Characterisation and diachronous initiation of coarse clastic deposition in the Magallanes–Austral foreland basin,Patagonian Andes

Magallanes–Austral Basin (MAB) fill is preserved along a >1000 km north–south trending outcrop belt in the southern Patagonia region of Argentina and Chile. Although the stratigraphic evolution of the MAB has been well documented in the Chilean sector (referred to as the Magallanes Basin), its northern terminus in southern Argentina (Austral Basin) is poorly constrained.
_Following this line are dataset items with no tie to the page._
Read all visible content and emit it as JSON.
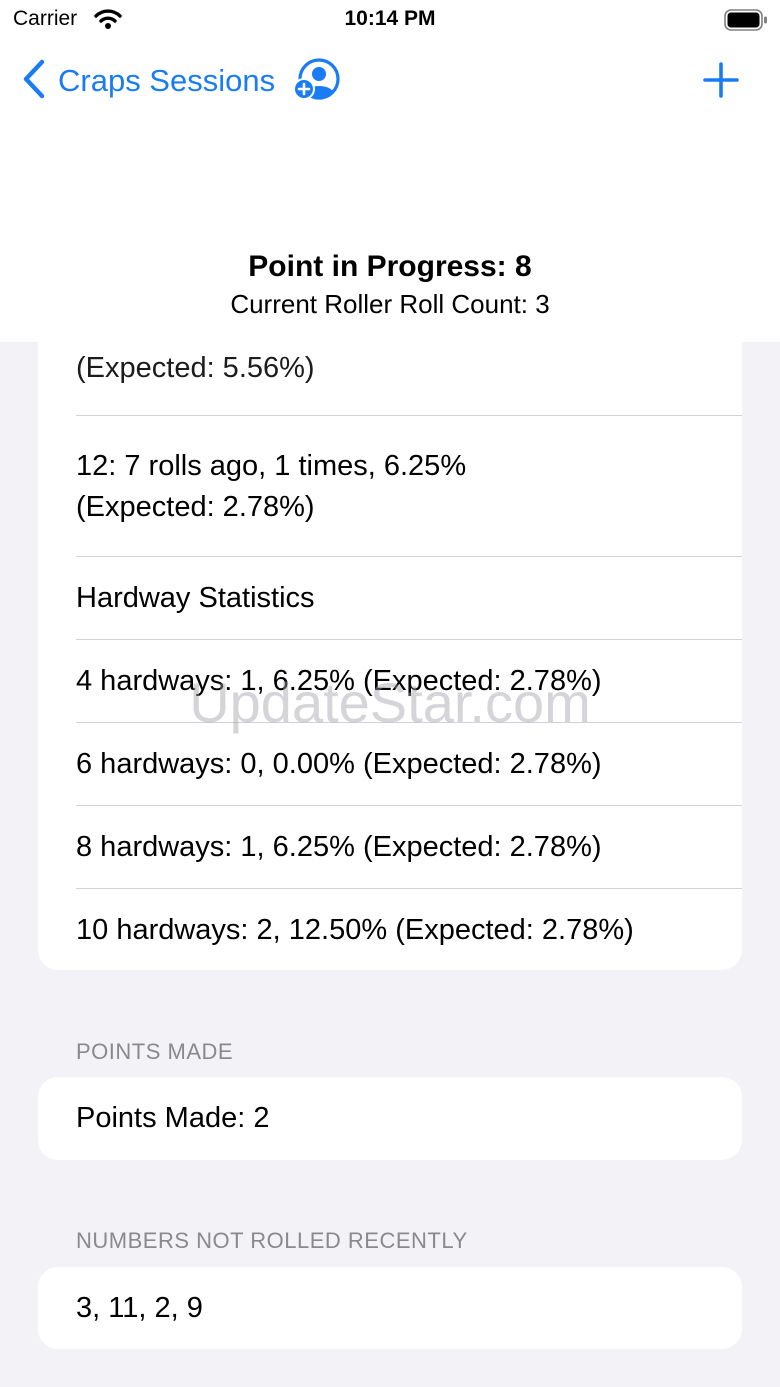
{
  "status_bar": {
    "carrier": "Carrier",
    "time": "10:14 PM"
  },
  "nav": {
    "back_label": "Craps Sessions"
  },
  "header": {
    "point_title": "Point in Progress: 8",
    "roll_count": "Current Roller Roll Count: 3"
  },
  "stats": {
    "partial_row": "(Expected: 5.56%)",
    "row_12_line1": "12: 7 rolls ago, 1 times, 6.25%",
    "row_12_line2": "(Expected: 2.78%)",
    "hardway_title": "Hardway Statistics",
    "hardways": [
      "4 hardways: 1, 6.25% (Expected: 2.78%)",
      "6 hardways: 0, 0.00% (Expected: 2.78%)",
      "8 hardways: 1, 6.25% (Expected: 2.78%)",
      "10 hardways: 2, 12.50% (Expected: 2.78%)"
    ]
  },
  "points_made": {
    "header": "POINTS MADE",
    "value": "Points Made: 2"
  },
  "not_rolled": {
    "header": "NUMBERS NOT ROLLED RECENTLY",
    "value": "3, 11, 2, 9"
  },
  "watermark": "UpdateStar.com",
  "colors": {
    "accent": "#1a7cf5",
    "background": "#f2f2f7",
    "card": "#ffffff",
    "secondary_text": "#8a8a8e"
  },
  "icons": [
    "wifi-icon",
    "battery-icon",
    "chevron-left-icon",
    "person-add-icon",
    "plus-icon"
  ]
}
We present new stratigraphic and geochronologic analyses of the early basin fill (Aptian–Turonian) from the Argentine sector (49–51°S) of the MAB to document spatial variability in stratigraphy and timing of deposition during the initial stages of basin evolution. The initiation of the retroarc foreland basin fill is marked by the transition from mudstone to coarse‐clastic deposition, which is characterised by the consistent presence of sandstone beds > ca. 20 cm thick interpreted to represent sediment gravity flows deposited in a submarine fan system. Depositional environments within the early fill of the basin range from lower to upper deep‐water fan settings as well as previously undocumented slope deposits. These facies are present as far north as El Chalten, Argentina (ca. 49°S), indicating that facies‐equivalent rocks can be traced along‐strike for at least 5 degrees of latitude, based on correlation with strata as far south as the Cordillera Darwin (ca. 54°S). Eight new U‐Pb zircon ages from ash beds reveal an overall southward younging trend in the initiation of coarse clastic deposition. Inferred depositional ages range from ca. 115 ± 1.9 Ma in the northernmost study area to not older than 92 ± 1 Ma and 89 ± 1.5 Ma in the central and southern sectors respectively. The apparent diachronous delivery of coarse detritus into the basin may reflect (1) gradual southward progradation of a deep‐water fan system from a northerly point source and/or (2) orogen‐parallel variations in the timing and magnitude of thrust‐belt deformation and erosion that provided more local sources for sediment delivery.